I would still suggest cichlids, they are very intelligent and very fun to have. I love them, and would be great with schoolers like rasboras and danios that everyone are talking about. Even some of the dwarf rainbows would be a great addition as well. 

Another note: Cories do much better in groups of 6. I had my peppered cories in a group of 4 to begin with and they were semi-interesting, but as soon as I added more they got more playful and happy. I would suggest a 6 min on them. And in that tank size I would suggest 8 or so of the pandas or juliis/false juliis. For the larger kind such as the emerald, peppered, and albino I would do 6 and call the bottom good, especially if you get a ram or apisto.


----------



## Jayy (Dec 23, 2009)

AquaKai said:


> Angels can be in 29g tanks. They need a minimum of an 18" height tank. They DO NOT need to be in schools. They may school in the wild, but they are territorial fish. The only way that I would ever have 6 angelfish in a tank is if 1. I knew what sex they were and only got females and 2. I had a 150g+ tank. If they pair off then they will get EXTREMELY aggresive and might kill every fish in their sight. One would be good for a 30g tank. They won't be as aggressive with just one of them, and it is plenty big.
> 
> 
> Like I said before, they need 29g tanks at the minimum. One or even two, if cories were the only other thing in there, would be a nice fit and well stocked.
> ...


Soo what your really saying that the profile and bryon are wrong, which is highly unlikely. What we said is based on proven fact. There is a 50/50 chance that you'll end up with a breeding pair, to to the fact that angels are only sexable during spawning. And yes, they do school and the wild and to make them as comfortable as possible, we try to recreate this. This also helps with aggression. It is true that they do better in tall tanks, but in terms of size a full grown angel will have more space to swim in a 55, then 29. Maybe even a 60 gal since is the same lenght width as a 55, but taller. You also have to keep on mind that whlie they are "tall" fish, they don't swim up and down.


----------



## AquaKai (Jan 2, 2012)

Jayy said:


> Soo what your really saying that the profile and bryon are wrong, which is highly unlikely. What we said is based on proven fact. There is a 50/50 chance that you'll end up with a breeding pair, to to the fact that angels are only sexable during spawning. And yes, they do school and the wild and to make them as comfortable as possible, we try to recreate this. This also helps with aggression.

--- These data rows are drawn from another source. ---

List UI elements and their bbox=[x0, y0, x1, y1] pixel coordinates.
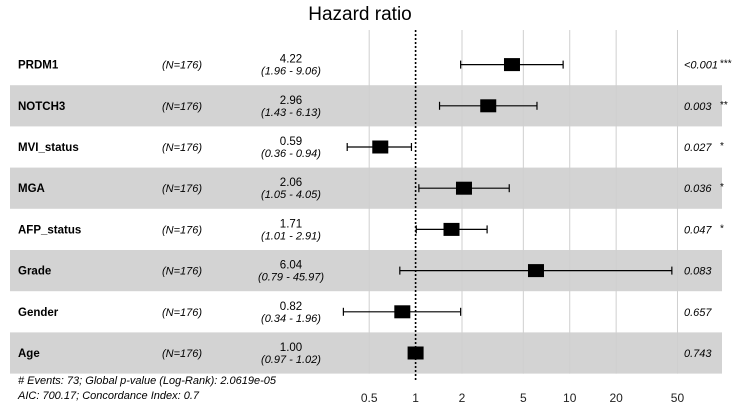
p-value-label: 0.036 bbox=[684, 183, 712, 195]
p-value-label: <0.001 bbox=[684, 60, 718, 72]
n-label: (N=176) bbox=[162, 101, 202, 113]
p-value-label: 0.657 bbox=[684, 307, 712, 319]
significance-stars: * bbox=[720, 223, 724, 234]
p-value-label: 0.003 bbox=[684, 101, 712, 113]
ci-label: (0.97 - 1.02) bbox=[261, 354, 321, 366]
ci-label: (1.43 - 6.13) bbox=[261, 107, 321, 119]
significance-stars: ** bbox=[720, 100, 728, 111]
hr-point bbox=[394, 305, 411, 319]
row-bands bbox=[10, 85, 722, 374]
variable-label: MVI_status bbox=[18, 142, 79, 154]
row-band bbox=[10, 167, 722, 209]
footnote-aic: AIC: 700.17; Concordance Index: 0.7 bbox=[17, 390, 200, 402]
hr-label: 6.04 bbox=[280, 260, 303, 272]
ci-label: (1.01 - 2.91) bbox=[261, 230, 321, 242]
hr-point bbox=[407, 346, 424, 360]
p-value-label: 0.743 bbox=[684, 348, 712, 360]
ci-label: (1.96 - 9.06) bbox=[261, 66, 321, 78]
x-tick-labels: 0.5 1 2 5 10 20 50 bbox=[361, 391, 685, 405]
n-label: (N=176) bbox=[162, 224, 202, 236]
row-band bbox=[10, 332, 722, 374]
hr-point bbox=[455, 181, 472, 195]
hr-label: 2.06 bbox=[280, 177, 302, 189]
variable-label: Gender bbox=[18, 307, 59, 319]
hr-point bbox=[372, 140, 389, 154]
chart-title: Hazard ratio bbox=[308, 4, 412, 25]
x-tick-label: 2 bbox=[459, 391, 466, 405]
p-value-label: 0.047 bbox=[684, 224, 712, 236]
x-tick-label: 5 bbox=[520, 391, 527, 405]
x-tick-label: 10 bbox=[563, 391, 577, 405]
significance-stars: * bbox=[720, 182, 724, 193]
significance-stars: * bbox=[720, 141, 724, 152]
x-tick-label: 0.5 bbox=[361, 391, 378, 405]
hr-label: 1.00 bbox=[280, 342, 302, 354]
significance-stars: *** bbox=[720, 59, 732, 70]
n-label: (N=176) bbox=[162, 183, 202, 195]
variable-label: AFP_status bbox=[18, 224, 81, 236]
ci-label: (1.05 - 4.05) bbox=[261, 189, 321, 201]
hr-label: 0.59 bbox=[280, 136, 302, 148]
variable-label: PRDM1 bbox=[18, 60, 59, 72]
x-tick-label: 50 bbox=[671, 391, 685, 405]
p-value-label: 0.027 bbox=[684, 142, 712, 154]
n-label: (N=176) bbox=[162, 348, 202, 360]
variable-label: MGA bbox=[18, 183, 45, 195]
hr-point bbox=[480, 99, 497, 113]
hr-point bbox=[443, 222, 460, 236]
hr-label: 0.82 bbox=[280, 301, 302, 313]
hr-point bbox=[503, 58, 520, 72]
ci-label: (0.79 - 45.97) bbox=[258, 272, 324, 284]
hr-point bbox=[527, 264, 544, 278]
footnote-events: # Events: 73; Global p-value (Log-Rank):… bbox=[18, 375, 277, 387]
n-label: (N=176) bbox=[162, 60, 202, 72]
row-band bbox=[10, 85, 722, 127]
variable-label: Age bbox=[18, 348, 40, 360]
row-labels: PRDM1 (N=176) 4.22(1.96 - 9.06) <0.001 ***NO… bbox=[18, 54, 732, 366]
ci-label: (0.36 - 0.94) bbox=[261, 148, 321, 160]
hr-label: 2.96 bbox=[280, 95, 302, 107]
hr-label: 1.71 bbox=[280, 218, 302, 230]
variable-label: Grade bbox=[18, 266, 51, 278]
n-label: (N=176) bbox=[162, 307, 202, 319]
hr-label: 4.22 bbox=[280, 54, 302, 66]
ci-label: (0.34 - 1.96) bbox=[261, 313, 321, 325]
gridlines bbox=[368, 30, 678, 374]
x-tick-label: 1 bbox=[412, 391, 419, 405]
variable-label: NOTCH3 bbox=[18, 101, 65, 113]
p-value-label: 0.083 bbox=[684, 266, 712, 278]
ci-marks bbox=[342, 58, 673, 360]
n-label: (N=176) bbox=[162, 266, 202, 278]
x-tick-label: 20 bbox=[609, 391, 623, 405]
n-label: (N=176) bbox=[162, 142, 202, 154]
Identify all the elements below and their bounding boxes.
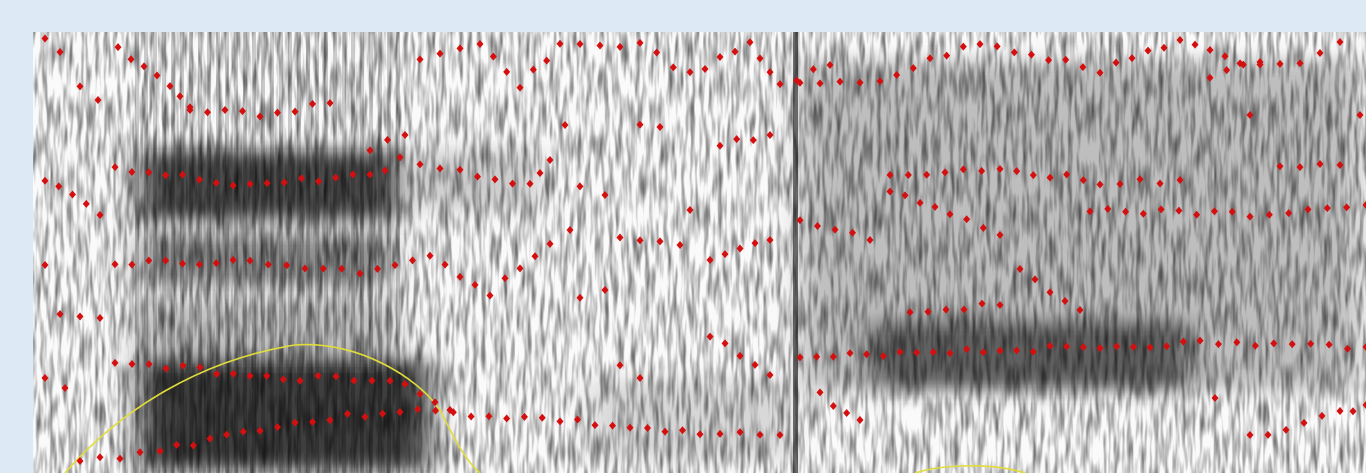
page: (() => { const g = document.getElementBy… xyxy=(0,0,1366,473)
spectrogram-view xyxy=(0,0,1366,473)
spectrogram-image xyxy=(33,32,1366,473)
noise-texture xyxy=(33,32,1366,473)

Why yes I am. Call me bold but I have some evidence. These are post from VERY experienced breeders and angelfish keepers.
Here's a few of my reasons:
I agree, I'd go even further and say that 2 spawning pairs in a 90 is pushing it. 

People usually get these fish when they are small, they see them schooling around in the pet store tank and think that they behave this way normally. Unfortunately as they grow up they (like most other fish) lose their schooling behavior and can become aggressive, especially the males when they pair up.

Yeah, they are not really true schoolers like most tetras are. They are territorial fish. Not to mention I would not put 6 angels in a 55g for the long haul. But, fishkeeping yields multiple results and differing opinions. I think you were quite right in suggest an angel or 2 for that tank. JMO. 

They do school together, but they are not true schoolers. Since they break up and defend their own territories as part of breeding, thats what makes them not "true schoolers." But yes, they do indeed school together. Good point.

Sorry if I'm partially stepping out of line with this, but I have experience on my side with this.


----------



## Sena Hansler (Aug 24, 2011)

I've never thought angels to school... Most of the "schools" I have seen are tattery because of one dominant angel...
I've always been told by angel keepers, fish keepers, etc to have a minimum of all minimum 40 gallons as they do get to a nice size (not huge like oscars though! =D ) but more is better 

I think maybe it is because no one wants to keep ONE fish in a 29... because of the angel's aggression, they'd rather more space, if you wanted other fish so there is less of a problem, then there would be in a 29. Not saying as in fact. Just an opinion.


----------